17. Horse Barn

Welcome to the Horse Barn which was built in the 1930s by Alfred Loomis and Landon Thorne. Inside there are six stalls, a tack room, and an upstairs groom’s apartment. During the 1930s and 40s, many of the horses were used for hunting expeditions by Honey Horn’s owners and their guests. But today, this barn houses two very spoiled horses; one marsh tacky and one quarter horse.  
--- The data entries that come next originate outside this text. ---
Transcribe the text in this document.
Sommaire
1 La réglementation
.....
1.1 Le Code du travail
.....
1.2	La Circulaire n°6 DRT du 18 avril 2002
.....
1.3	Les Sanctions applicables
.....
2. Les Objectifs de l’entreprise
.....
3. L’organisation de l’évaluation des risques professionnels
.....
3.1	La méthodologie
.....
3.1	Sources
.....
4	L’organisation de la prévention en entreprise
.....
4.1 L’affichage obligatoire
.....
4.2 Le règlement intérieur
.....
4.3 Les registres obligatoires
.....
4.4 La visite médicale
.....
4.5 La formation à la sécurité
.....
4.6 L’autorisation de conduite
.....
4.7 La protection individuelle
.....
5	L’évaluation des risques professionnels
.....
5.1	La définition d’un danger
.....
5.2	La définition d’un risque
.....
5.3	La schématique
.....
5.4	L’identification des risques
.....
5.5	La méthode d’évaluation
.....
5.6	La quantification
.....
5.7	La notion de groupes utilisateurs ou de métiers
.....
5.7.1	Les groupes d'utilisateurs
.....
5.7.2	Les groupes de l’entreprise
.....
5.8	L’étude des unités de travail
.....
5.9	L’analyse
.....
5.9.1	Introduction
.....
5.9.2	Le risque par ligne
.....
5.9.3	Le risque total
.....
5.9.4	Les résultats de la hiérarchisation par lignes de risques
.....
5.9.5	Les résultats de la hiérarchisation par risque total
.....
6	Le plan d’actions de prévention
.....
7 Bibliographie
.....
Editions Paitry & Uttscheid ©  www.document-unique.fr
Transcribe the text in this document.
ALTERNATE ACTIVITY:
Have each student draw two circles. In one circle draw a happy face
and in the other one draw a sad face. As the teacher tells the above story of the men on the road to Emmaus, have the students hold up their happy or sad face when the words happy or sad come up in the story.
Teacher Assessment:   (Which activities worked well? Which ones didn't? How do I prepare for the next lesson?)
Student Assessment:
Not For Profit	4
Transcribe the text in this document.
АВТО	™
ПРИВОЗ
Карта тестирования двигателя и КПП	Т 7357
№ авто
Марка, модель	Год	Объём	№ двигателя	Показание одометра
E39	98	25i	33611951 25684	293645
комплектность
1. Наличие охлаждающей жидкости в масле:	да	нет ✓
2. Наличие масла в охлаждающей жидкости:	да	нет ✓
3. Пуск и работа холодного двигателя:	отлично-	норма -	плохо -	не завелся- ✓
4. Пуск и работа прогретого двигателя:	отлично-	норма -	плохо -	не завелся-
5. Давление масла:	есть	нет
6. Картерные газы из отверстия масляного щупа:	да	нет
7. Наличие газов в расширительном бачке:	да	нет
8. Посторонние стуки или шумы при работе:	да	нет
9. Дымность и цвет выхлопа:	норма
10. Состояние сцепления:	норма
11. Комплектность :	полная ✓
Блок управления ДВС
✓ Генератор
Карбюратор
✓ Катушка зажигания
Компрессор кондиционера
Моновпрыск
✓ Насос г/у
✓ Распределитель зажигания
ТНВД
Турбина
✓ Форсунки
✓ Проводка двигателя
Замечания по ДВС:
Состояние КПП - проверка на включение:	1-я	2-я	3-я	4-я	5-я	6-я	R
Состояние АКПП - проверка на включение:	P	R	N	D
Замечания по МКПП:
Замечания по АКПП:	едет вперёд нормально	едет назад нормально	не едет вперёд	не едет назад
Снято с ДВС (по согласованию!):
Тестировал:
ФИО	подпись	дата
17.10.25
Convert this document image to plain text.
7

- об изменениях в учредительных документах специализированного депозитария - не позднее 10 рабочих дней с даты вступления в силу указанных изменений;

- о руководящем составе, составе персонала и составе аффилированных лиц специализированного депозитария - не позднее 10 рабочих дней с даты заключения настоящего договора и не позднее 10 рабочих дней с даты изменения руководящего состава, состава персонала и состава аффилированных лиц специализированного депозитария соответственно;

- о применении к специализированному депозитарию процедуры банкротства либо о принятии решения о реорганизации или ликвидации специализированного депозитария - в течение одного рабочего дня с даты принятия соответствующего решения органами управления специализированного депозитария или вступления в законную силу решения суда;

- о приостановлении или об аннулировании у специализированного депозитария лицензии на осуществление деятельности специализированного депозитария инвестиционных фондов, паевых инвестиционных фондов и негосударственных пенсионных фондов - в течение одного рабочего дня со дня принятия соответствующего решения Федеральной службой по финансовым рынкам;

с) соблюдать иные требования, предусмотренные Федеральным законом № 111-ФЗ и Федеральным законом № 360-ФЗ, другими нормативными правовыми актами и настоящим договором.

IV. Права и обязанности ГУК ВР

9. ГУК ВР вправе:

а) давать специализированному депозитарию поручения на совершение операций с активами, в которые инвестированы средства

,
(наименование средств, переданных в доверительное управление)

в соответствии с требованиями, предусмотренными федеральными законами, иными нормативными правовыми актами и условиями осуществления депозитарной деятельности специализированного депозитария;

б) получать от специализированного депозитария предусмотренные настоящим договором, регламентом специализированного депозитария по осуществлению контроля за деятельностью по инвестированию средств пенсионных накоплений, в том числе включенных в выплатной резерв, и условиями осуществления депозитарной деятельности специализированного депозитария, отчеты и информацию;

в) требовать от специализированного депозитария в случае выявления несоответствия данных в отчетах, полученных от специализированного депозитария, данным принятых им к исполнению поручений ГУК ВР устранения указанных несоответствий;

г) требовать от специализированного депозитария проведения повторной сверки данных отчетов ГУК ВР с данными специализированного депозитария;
Marsh Tackies are the official state heritage horse of South Carolina.  Descended from colonial Spanish horses, this breed was useful during the colonial period, plantation era and beyond for transportation and farm work. After the Civil War, most local Gullah families had a marsh tacky that would take them to church or school as well as help them plow their farms. Narrow chested and sure footed, these horses are preferred by many hunters still today. Their numbers had dwindled to around 100 individuals. Conservation efforts by the Carolina Marsh Tacky Association and others have brought this number up to well over 300 today. They were recognized officially as a breed in 2005 and in 2010 the South Carolina legislature designated them our official state heritage horse.  

If you’re visiting the barn during the day, our resident marsh tacky, Comet, and his barn mate Hawk are probably in the fenced pasture. Comet is owned by the museum. He is descended from Hilton Head Island and Daufuskie Island Tackies. Hawk is retired from the Heroes on Horseback program where he was a therapy horse for many years.